The government is to consider forcing supermarkets and suppliers to follow Tesco’s lead, by making them reveal their individual contributions to food waste.
Speaking in a Westminster debate, Defra minister Rory Stewart admitted there was a “good argument” for forcing retailers and manufacturers to reveal their figures, so they could be “named and shamed.”
MPs praised Tesco, the first retailer to reveal its individual contribution to food waste from its stores and DCs, but said the Courtauld agreement should be re-written so that other companies were forced to follow suit.
“At the moment, a composite result is announced, so we do not know who the good guys and the bad guys are,” said Kerry McCarthy, Labour MP for Bristol East.
“If companies were named and shamed, that would encourage the worst performers to follow the example set by the best performers.”
McCarthy also slammed what she called the “miniscule” target for reducing manufacturing and retail waste by 3% from 2013-2015 under phase 3 of the Courtauld agreement, even though an update by Wrap earlier in the year showed that the industry was in danger of missing the target.
“The first year’s results show little change against that minuscule target, although signatories have reported a doubling in the food provided for redistribution,” said McCarthy. “Those targets simply are not ambitious enough to drive the reduction that is needed.
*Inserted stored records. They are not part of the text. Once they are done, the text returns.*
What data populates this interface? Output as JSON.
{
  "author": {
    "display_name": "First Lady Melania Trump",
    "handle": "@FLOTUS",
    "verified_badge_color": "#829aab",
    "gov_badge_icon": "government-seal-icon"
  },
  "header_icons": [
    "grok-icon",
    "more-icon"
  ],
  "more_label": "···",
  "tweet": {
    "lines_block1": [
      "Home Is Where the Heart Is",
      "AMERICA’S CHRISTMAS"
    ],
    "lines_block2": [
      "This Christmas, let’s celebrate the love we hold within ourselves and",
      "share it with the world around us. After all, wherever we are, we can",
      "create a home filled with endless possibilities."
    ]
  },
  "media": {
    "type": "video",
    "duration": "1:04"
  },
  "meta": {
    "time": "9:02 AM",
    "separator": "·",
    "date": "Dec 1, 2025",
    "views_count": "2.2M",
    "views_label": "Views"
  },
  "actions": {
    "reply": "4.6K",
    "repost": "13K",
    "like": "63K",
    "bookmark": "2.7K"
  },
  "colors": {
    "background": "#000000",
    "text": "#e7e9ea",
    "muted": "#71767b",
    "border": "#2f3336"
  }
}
It should also be possible under Courtauld to see how well individual supermarkets and manufacturers are performing against the targets.”
Stewart said he would look again at whether the industry targets on food waste went far enough, but backed McCarthy’s call for individual reporting.
“Her argument, which was about transparency and specificity—how on earth are we supposed to hold people to account if we cannot work out how much individual people are doing?—seems to me to be a good one,” he said.
Stewart said it was important that targets on food waste were “feasible and affordable,” admitting “there will always be a tendency on the part of any Government, whether the previous Labour Government or ours, to set targets that are achievable. Equally, we need to be pushed to work harder; we need ambitious targets to make us get out of bed in the morning and shove towards them. I am happy to sit down and examine those targets in detail and talk through the constraints.”
Stewart also stressed that half of all food waste, amounting to 7 million tonnes of food a year, was produced by households rather than retailers or suppliers.